As you can see, using a Protocol has a couple of advantages. First, if you type the protocol correctly, you get a cascading effect. Now, wherever we pass a Tokenizer to a function, we can just pass a TokenizerProtocol, and any code that calls encode will then return an Encoding, which is also properly typed. Second, we didn’t need to provide types for anything beyond the things we actually use. Tokenizer and Encoding have many functions, helpers, etc. that we don’t need to describe for our specific purpose. Using a protocol thus gets you a nice, minimal, way of describing exactly what you need from the external library in terms of typing.

Downsides

One of the biggest downsides to using a protocol is, ironically, exactly the same one as using cast or # type: ignore markers: if the underlying implementation ever changes, or your protocol is defined incorrectly, the static analyzer will be confidently incorrect. This also reminds me of arguments against docstrings: it is better to have no docstrings than incorrect docstrings. Similarly, it is better to have no typing than to have incorrect typing.

Note that these errors can be quite subtle. For example, consider that, maybe, when presented with an empty string, our tokenizer would return None. This is difficult to figure out without looking at the actual implementation, but you’d still have to deal with it somehow.

Second, and I think this is a small objection, is that it simply takes a bit of time to write the Protocol. I don’t think this is actually a valid objection. If you allow me the slippery slope argument: if you think writing code for consistent correct types is too much work, then why write types at all?

Alternatives

A nice alternative is to accept that the tokenizer returns an untyped thing, and to just wrap it in another function.

def string_to_ids(string: str, tokenizer: Tokenizer) -> list[int]:
    return cast(list[int], tokenizer.encode(string).ids)

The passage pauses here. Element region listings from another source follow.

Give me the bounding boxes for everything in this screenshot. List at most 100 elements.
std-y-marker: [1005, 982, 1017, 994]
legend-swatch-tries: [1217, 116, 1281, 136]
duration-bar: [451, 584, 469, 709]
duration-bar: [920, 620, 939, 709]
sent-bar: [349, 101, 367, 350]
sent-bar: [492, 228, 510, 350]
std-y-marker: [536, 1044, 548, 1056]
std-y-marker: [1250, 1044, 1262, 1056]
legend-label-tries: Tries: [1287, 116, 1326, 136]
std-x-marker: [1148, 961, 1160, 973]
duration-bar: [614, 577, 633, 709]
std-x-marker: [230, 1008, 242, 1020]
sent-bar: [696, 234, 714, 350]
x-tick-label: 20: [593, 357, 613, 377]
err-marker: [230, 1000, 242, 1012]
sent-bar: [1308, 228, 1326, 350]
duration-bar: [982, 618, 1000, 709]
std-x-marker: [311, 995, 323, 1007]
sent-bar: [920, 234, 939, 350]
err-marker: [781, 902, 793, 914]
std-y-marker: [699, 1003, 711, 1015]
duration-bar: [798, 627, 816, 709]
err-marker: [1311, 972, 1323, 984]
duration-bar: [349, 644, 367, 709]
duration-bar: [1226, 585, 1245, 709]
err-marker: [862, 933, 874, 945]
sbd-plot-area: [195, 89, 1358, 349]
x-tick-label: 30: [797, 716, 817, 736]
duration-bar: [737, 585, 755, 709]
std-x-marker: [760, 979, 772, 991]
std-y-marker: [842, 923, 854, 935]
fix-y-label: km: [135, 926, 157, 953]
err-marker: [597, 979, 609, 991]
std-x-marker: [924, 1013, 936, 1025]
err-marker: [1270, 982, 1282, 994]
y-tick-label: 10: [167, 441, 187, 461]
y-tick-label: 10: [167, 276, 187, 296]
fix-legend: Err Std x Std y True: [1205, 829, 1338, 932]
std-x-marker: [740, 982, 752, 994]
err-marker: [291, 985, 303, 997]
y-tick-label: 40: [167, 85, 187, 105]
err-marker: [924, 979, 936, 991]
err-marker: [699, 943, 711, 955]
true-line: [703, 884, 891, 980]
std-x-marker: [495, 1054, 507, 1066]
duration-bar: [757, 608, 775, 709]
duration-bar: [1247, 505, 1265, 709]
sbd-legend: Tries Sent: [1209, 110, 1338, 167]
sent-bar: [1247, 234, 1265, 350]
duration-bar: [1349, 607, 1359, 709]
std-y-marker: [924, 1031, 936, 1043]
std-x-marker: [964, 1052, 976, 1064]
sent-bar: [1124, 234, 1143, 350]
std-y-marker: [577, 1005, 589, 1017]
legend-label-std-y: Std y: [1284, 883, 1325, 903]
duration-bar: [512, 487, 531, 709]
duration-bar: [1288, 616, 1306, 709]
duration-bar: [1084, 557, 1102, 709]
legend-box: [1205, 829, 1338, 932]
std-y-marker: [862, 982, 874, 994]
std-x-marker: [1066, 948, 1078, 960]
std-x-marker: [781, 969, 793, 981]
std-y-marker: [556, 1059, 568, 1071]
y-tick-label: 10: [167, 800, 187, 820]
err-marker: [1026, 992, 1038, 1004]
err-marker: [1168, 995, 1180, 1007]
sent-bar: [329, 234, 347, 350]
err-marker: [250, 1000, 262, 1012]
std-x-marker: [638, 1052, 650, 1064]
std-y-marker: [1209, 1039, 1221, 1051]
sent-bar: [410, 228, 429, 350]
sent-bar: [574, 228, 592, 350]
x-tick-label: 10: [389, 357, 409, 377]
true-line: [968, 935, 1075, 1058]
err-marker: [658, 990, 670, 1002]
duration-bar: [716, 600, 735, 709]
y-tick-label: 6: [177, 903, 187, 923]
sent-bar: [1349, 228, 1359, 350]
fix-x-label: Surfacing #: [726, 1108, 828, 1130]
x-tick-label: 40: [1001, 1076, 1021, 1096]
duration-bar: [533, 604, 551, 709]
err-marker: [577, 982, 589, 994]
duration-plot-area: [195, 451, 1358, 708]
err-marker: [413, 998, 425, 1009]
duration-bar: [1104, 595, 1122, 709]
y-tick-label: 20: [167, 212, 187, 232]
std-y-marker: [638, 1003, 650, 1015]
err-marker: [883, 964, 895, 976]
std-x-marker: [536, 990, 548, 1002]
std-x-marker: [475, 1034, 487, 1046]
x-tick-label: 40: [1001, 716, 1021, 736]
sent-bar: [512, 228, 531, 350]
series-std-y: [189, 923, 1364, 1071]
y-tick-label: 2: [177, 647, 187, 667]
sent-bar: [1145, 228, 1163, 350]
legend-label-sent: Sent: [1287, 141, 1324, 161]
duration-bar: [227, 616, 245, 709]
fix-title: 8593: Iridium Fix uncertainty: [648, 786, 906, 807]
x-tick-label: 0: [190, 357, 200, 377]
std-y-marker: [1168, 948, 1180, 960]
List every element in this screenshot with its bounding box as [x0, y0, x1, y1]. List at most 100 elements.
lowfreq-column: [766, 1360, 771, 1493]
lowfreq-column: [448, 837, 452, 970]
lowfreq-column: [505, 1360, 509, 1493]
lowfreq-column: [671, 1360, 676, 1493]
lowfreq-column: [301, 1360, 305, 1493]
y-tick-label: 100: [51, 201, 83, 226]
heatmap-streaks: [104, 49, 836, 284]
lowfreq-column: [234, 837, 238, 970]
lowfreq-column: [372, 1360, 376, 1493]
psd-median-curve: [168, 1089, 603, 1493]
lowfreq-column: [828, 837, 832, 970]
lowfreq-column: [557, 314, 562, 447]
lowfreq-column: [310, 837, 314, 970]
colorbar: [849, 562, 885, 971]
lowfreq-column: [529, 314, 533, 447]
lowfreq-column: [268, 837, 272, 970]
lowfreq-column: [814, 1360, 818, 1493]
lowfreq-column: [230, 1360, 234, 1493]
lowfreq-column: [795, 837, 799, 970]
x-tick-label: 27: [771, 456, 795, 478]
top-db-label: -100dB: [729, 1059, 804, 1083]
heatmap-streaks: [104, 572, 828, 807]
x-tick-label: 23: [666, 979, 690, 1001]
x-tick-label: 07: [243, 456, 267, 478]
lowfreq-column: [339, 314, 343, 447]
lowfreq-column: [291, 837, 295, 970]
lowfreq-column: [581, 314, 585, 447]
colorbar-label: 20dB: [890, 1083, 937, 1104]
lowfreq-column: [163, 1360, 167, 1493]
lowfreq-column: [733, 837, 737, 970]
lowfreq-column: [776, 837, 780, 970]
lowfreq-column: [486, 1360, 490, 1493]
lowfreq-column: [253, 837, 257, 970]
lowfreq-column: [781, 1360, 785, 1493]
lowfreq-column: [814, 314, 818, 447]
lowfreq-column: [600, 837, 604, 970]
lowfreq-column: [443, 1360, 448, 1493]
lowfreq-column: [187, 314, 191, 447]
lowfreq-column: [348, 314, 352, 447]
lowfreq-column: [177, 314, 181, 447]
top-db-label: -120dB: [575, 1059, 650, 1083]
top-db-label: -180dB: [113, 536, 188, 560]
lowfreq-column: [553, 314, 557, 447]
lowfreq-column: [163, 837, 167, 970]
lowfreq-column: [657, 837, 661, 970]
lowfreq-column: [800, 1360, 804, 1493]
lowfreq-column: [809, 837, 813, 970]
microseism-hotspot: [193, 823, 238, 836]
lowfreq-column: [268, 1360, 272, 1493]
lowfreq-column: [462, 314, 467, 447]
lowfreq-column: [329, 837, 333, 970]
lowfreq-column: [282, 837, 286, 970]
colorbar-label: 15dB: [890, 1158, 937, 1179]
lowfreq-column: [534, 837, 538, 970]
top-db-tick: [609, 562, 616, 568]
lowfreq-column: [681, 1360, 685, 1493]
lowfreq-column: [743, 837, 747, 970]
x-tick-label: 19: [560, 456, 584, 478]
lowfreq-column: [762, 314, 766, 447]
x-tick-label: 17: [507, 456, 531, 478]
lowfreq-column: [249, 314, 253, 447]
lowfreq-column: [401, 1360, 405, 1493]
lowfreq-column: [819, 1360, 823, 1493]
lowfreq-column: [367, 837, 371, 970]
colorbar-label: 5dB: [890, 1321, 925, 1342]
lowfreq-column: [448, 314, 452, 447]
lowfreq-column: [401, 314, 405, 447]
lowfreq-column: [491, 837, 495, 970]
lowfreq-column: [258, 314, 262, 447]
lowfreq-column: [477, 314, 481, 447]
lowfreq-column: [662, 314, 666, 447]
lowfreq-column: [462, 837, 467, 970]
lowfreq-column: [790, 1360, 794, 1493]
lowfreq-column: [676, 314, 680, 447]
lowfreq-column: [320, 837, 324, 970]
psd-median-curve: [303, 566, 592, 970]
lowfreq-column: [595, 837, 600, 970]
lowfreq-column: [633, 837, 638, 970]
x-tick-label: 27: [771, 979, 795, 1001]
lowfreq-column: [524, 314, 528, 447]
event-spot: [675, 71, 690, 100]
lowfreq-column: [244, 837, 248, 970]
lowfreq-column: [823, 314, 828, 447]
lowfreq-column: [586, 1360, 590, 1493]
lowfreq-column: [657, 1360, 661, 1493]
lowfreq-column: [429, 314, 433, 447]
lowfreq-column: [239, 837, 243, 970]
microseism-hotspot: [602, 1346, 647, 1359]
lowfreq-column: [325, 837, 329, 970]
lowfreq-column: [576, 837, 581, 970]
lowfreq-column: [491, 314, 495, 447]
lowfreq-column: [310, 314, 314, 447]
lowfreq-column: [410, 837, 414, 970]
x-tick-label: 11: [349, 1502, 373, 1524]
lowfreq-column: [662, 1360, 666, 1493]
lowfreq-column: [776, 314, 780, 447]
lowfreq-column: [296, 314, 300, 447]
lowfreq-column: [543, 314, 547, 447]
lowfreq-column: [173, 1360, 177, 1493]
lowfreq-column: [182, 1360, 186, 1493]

This also has the effect of encapsulating the untyped code, and has the added advantage of also abstracting away from the specific function used. So if that is also your goal, you could consider doing this instead. It does require a cast to work, so that’s an unfortunate side effect.

Conclusion

Writing well-typed code makes you faster in the short and in the long run, and reduces the probability of catastrophic failure. I think using a Protocol to provide types makes you much more confident about what you are using these tools for.